第4話 Confronting the Classroom
時間は4時半を周った。昨日、前田の映像が作り物である証拠を探しに廃工場に忍び込んだ。しかし、作り物である証拠どころか、本物の宇宙人だと言い張る謎の少女に出会ってしまった。一夜明けてゆっくり考えてみると、やっぱり嘘なのではないかと思えてくる。埃で一面の床に地下室まで通った足跡がなかったのは、あの部屋へと至る別の道があったのかもしれない。あの部屋自体隠されていたのだ。他にも隠された通路があったって不思議じゃない。目の前でいきなり消えたのだって……。どういう仕掛けか今はわからないが調べれば何かわかるはずだ。あのときは、色々混乱してあの部屋をしっかり調べることが出来なかった。今日調べれば何かわかるかもしれないと言いたいところだが。
「あのさ、聞いてるのか。お前に言ってるんだぞ。あの廃工場に入った生徒なんて本校始まって初めてのことだ。本当になんてことをしてくれたんだ。この、学校の恥さらしが」
あの自称宇宙人が勝手に帰ったというか消えた直後に警官が現れて見つかってしまったのだ。もちろん学校に連絡がいかないはずがない。朝一番のホームルームで放課後に残るように言われてしまった無視して帰ろうかと思ったが、さらに面倒なことになりたくないため大人しく従うことにした。

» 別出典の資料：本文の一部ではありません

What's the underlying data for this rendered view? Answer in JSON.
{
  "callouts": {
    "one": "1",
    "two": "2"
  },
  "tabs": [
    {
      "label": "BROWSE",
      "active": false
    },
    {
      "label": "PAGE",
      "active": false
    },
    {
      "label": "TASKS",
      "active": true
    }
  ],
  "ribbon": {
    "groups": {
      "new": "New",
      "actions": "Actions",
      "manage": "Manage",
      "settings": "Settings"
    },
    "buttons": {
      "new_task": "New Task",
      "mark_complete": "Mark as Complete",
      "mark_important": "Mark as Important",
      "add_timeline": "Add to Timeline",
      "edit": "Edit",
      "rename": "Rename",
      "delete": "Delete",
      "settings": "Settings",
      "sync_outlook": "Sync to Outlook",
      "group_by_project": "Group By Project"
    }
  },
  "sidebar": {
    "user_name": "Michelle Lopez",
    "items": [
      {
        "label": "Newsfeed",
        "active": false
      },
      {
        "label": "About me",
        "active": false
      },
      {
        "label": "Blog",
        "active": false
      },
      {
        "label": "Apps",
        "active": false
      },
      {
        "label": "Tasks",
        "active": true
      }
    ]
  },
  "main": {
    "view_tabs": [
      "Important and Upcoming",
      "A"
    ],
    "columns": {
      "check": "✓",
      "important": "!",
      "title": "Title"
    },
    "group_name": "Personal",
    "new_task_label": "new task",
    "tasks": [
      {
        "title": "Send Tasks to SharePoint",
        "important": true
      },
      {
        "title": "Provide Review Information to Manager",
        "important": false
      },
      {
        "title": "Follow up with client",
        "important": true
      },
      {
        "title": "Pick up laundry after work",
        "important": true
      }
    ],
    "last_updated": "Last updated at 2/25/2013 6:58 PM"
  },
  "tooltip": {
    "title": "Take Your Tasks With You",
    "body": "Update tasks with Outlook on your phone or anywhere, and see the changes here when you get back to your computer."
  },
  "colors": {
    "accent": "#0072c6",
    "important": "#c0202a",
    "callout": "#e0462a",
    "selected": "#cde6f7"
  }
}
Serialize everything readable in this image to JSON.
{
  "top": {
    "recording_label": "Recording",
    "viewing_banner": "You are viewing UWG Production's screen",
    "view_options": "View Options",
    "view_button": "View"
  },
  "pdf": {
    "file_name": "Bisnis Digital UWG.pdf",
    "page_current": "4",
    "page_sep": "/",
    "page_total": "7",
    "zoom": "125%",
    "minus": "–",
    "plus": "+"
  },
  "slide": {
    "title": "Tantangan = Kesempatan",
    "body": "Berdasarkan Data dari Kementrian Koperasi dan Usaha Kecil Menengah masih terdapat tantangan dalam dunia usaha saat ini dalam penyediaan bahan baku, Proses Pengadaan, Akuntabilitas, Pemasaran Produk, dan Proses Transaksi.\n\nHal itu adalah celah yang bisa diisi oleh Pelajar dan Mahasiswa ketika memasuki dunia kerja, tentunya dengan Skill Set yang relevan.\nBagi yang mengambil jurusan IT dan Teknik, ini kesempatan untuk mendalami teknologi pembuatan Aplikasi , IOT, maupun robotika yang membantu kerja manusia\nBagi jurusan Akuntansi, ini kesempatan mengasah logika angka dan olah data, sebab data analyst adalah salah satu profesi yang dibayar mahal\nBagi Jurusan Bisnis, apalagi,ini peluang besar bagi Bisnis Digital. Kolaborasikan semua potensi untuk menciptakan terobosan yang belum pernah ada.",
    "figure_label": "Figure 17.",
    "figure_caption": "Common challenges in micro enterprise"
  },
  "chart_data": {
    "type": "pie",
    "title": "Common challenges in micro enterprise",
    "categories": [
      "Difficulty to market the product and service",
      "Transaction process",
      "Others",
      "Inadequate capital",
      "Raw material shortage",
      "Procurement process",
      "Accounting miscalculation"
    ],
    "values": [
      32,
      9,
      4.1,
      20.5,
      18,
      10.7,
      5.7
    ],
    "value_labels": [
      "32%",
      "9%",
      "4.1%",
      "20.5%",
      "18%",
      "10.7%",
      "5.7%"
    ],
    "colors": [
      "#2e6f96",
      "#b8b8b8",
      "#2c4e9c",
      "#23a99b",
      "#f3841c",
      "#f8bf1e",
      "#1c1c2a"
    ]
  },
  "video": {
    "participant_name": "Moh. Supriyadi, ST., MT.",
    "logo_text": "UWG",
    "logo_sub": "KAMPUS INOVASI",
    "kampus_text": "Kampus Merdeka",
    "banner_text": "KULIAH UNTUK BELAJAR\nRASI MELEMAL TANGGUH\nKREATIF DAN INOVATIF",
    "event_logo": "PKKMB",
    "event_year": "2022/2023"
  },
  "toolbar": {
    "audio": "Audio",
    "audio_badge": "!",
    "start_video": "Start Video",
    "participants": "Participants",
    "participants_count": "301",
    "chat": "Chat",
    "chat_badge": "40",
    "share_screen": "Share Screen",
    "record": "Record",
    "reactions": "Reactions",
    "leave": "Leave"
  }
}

「本当になんでこんなことしたんだ。どうせ大した理由じゃないんだろう」
「実は私の飼っていた猫が逃げ出してしまいまして、もしかして廃工場に迷いこんだかもと思い入りました」
「すぐそうやって嘘をつく。どうせ、工場から何か金目のものを盗もうとしたんだろう。さっさと白状したらどうなんだ、なあ黙ってないでなんとか言ったらどうなんだ」
UFOの映像が偽物だってことを暴きに行ってました、なんて本当のこと言えるわけがない。言ったところで証拠が無いし、証拠があったからといって取り合ってくれるとは思えないが。
「確かに立ち入り禁止だったのに勝手に入ったことは反省してます。でも本当のことなんです。信じてください」
「ここまでくるといっそ清々しいね。こんな若い時から噓を重ねたら、この先ろくな人間にならないぞ。あぁ、もう手遅れか」
大人はいつもこうだ。子供だからと聞く耳すら持たない。
「しっつれいしまぁーすぅ」
先生と俺の二人しかいないはずの空間に突如として聞き覚えのある声がする。ノックもなく突然入ってきた女は髪が赤いことを除けば自称宇宙人にそっくりだった。
「君は誰なんだ。今は取り込み中だ。出ていけ」
先生は見知らぬ人物の乱入に大きな声で対抗する。なかなか俺がいたずらで工場に入ったと自白しないのでイライラしていたところだった。そんな中にこいつは入ってきたのだ。矛先がそちらに向くのは当然のことだった。だが、こいつはいったい誰なのか。話し方や見た目からあの自称宇宙人と無関係とは到底思えない。
「人の話を聞こうともせずにぃーいきなり出ていけっていうのは酷いと思うんだけどなぁー。私はそいつが猫を探してたってことを伝えにきたわけで。ま、言うよりこれ見た方が早いかなぁ」
そう言って一枚の写真を取り出した。その写真には『猫探してます』という貼り紙を持った俺が鮮明に映っていた。しかも日付は昨日になっている。おかしい。この写真は絶対におかしい。俺が猫を探していると言ったのは咄嗟の?で俺は猫を飼ってなどいない。だからこんな写真は存在するはずがない。第一、写真の右下に書かれている日付と時間は廃工場の中にいるはずだ。漠然としていたのは俺だけではなく先生も同じなようだった。
「よく見せろっ」
先生は写真を半ば強引に奪い取り、まじまじと見つめた。
「……確かに写真に写っているのは君のようだね。猫を探していたのは本当だったとしても、お前がしたことは社会のルールに反することだ。どんな理由であったにせよ、お前がやった行為はこの学校を貶める行為だ。お前は許されないことをしたという自覚を忘れるなっ。これ持ってさっさと行け。俺の前に二度と顔出すなっ」
最後にまた怒鳴られ、そのまま先生に反省文の用紙を握らされて部屋を後にする。まるで狐につままれたような感じで先生の話しが全く頭に入ってこなかった。
「おい、お前ちょっと待ってくれよ。助けてくれたのはありがたいけどさ、俺は猫なんて探してないんだ。その写真はいったいなんだよ」
「あれー、昨日は猫を探してたって言ってたのになぁ」
昨日、俺が猫を探してたと噓を付いた人物はひとりしかいない。やはり髪の色は違うがこいつは廃工場にいたやつで間違いない。